By the time I realized my mistake Sam's balled right fist hit my left cheek. The smartass had gotten free when I was too busy blood lusting.
Lucky for me his punch had no effect. "Nice moves, bro," I muttered in admiration.
"Let me return the favor." I popped him square in the mouth.
Sam groaned and shook his head side to side, his lower lip already fat.
I chuckled, taking note his feet were still bound, keeping his ass in the chair.
Sam shrugged.
"I'm a bulldog, Sam, and I'm not giving up my bone." I pointed the tip of the blade at his heart.
"So, what now, Dean?" Sam clenched his jaw and scowled.
"Maybe I should spill your blood right here." Using the blade like a pencil, I traced his heart, careful not to pierce his skin.
Sam pressed his lips and glowered at me with that bitchface of his.
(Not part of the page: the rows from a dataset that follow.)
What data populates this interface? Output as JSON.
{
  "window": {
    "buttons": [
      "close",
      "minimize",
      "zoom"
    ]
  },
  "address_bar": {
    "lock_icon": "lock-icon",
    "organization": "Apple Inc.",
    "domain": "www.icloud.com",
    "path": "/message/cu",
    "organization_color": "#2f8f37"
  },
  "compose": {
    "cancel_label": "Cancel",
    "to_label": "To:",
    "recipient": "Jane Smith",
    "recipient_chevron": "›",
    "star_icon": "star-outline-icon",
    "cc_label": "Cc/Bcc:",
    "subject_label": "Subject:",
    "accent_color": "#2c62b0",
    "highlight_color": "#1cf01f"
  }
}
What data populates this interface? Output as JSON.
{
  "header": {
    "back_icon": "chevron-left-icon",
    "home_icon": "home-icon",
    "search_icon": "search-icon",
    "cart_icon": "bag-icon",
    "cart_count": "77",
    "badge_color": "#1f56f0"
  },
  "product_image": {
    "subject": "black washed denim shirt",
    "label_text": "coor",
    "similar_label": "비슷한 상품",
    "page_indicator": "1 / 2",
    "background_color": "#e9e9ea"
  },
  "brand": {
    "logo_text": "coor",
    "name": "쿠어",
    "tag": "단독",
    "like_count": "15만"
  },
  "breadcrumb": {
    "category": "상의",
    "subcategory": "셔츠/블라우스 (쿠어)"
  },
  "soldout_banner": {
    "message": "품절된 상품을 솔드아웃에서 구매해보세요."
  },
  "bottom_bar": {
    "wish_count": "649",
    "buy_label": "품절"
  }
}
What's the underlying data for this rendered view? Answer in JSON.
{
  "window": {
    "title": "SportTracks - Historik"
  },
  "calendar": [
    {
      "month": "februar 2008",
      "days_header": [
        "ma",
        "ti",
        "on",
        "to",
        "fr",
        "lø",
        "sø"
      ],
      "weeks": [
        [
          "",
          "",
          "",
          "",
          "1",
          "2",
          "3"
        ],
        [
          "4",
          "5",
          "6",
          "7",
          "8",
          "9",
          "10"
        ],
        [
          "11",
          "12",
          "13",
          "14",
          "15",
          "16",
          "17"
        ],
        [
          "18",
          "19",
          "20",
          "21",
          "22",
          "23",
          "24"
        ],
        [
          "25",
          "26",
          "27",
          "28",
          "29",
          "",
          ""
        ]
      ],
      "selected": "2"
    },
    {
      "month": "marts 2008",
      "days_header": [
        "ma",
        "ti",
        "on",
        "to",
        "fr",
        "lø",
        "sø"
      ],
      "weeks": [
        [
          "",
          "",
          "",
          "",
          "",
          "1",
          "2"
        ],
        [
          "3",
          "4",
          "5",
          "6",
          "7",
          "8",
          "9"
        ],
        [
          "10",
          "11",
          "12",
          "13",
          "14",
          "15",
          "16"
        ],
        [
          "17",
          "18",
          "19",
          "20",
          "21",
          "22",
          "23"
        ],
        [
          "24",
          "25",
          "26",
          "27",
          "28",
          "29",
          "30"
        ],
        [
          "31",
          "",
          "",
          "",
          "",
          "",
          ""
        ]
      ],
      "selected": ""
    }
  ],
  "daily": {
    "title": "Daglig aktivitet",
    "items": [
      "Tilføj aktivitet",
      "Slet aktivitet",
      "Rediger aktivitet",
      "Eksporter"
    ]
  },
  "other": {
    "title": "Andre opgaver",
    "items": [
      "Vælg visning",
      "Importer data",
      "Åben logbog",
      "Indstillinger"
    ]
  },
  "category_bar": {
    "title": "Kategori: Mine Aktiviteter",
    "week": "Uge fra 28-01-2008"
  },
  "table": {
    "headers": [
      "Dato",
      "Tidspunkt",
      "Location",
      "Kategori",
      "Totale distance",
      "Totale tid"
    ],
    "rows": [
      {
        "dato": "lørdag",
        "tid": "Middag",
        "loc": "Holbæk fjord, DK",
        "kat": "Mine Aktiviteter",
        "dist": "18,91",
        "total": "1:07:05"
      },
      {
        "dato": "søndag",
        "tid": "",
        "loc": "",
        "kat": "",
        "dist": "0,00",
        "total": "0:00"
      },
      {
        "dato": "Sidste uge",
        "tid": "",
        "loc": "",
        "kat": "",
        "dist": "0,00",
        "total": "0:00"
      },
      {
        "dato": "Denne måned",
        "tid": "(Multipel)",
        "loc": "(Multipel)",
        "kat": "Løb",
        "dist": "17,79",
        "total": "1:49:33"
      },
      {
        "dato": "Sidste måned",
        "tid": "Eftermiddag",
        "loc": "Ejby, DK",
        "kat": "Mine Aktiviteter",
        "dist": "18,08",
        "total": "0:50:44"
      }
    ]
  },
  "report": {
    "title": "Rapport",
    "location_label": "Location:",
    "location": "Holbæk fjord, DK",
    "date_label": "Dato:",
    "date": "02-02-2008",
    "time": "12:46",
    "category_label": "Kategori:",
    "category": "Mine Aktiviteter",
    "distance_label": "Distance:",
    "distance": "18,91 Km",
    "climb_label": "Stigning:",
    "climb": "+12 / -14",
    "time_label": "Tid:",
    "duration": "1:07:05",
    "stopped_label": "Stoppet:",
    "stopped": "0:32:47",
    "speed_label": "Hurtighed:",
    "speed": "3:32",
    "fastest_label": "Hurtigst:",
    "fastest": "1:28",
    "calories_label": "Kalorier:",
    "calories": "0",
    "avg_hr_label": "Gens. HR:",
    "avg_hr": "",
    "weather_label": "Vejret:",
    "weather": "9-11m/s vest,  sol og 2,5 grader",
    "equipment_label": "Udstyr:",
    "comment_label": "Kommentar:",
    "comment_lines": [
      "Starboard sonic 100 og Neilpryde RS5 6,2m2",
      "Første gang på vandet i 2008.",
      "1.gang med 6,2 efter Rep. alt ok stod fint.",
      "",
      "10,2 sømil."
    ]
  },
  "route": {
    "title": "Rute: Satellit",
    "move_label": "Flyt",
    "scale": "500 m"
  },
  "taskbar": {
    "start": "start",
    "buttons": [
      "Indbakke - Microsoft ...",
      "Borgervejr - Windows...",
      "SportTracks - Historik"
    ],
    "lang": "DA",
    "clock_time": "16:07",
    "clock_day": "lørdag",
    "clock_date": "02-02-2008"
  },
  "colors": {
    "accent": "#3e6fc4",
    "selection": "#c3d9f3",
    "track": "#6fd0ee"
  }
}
"Dude, don't you want to go all squishy-adorable-puppy on me?" I snipped.
Sam didn't answer.
"No, huh?" I cocked my head off to one side. "Well, it just so happens… I've decided I like your idea of you and me heading back to the bunker," I chimed happily.
"What? Why?" Sam's eyes went wide.
"Music, beer, and skanks go hand in hand, but I'm getting bored of that party. Need a new bag of tricks and there are lots of tricks bagged back at the bunker." I smiled. "Let's just call it fun, affordable, curiosity."
Sam's eyes narrowed. "The bunkers secrets are to be protected, not used for your entertainment, Dean."
"Think I'll invite Crowley along for the party." I smiled mockingly, watching his anger gather like a spinning tornado.
Sam's shoulders began to shake and his bloody nostrils flared. "Bastard," he hissed, snapping the ties that held his legs, and reaching up to grab a handful of my jacket and pulling himself up to swaying feet.
Before he could curl his fist and cuff me across the face, I grabbed his bad shoulder and pressed my thumb inward.
"Slow your roll, buddy," I yelled, stopping him.
"Guh," Sam cried out. "This isn't you, Dean." He staggered, and made to swing at me again.
I stopped him with a hard right punch.
Sam dropped soundlessly to the floor.
I stowed the blade and crouched down by Sam. "All right, come on, sasquatch." I hauled him up with me and lifted his dead weight over my shoulder like he was a sack of flour. "Taking you home, little brother," I grunted, thumping across the dirt floor and out the door.
"Save you, Dean," Sam struggled briefly then went quiet again.
"Yeah," I said softly. "Ain't a road on this planet that's going to take us there, Sammy."
Ann Marie had it backwards and ass sideways. I wasn't a good guy playing bad, or a bad guy being bad.
The killer inside the blade had gotten inside of me. I was a one hundred percent evil guy… just looking for kicks.
She was right about one thing. It doesn't matter.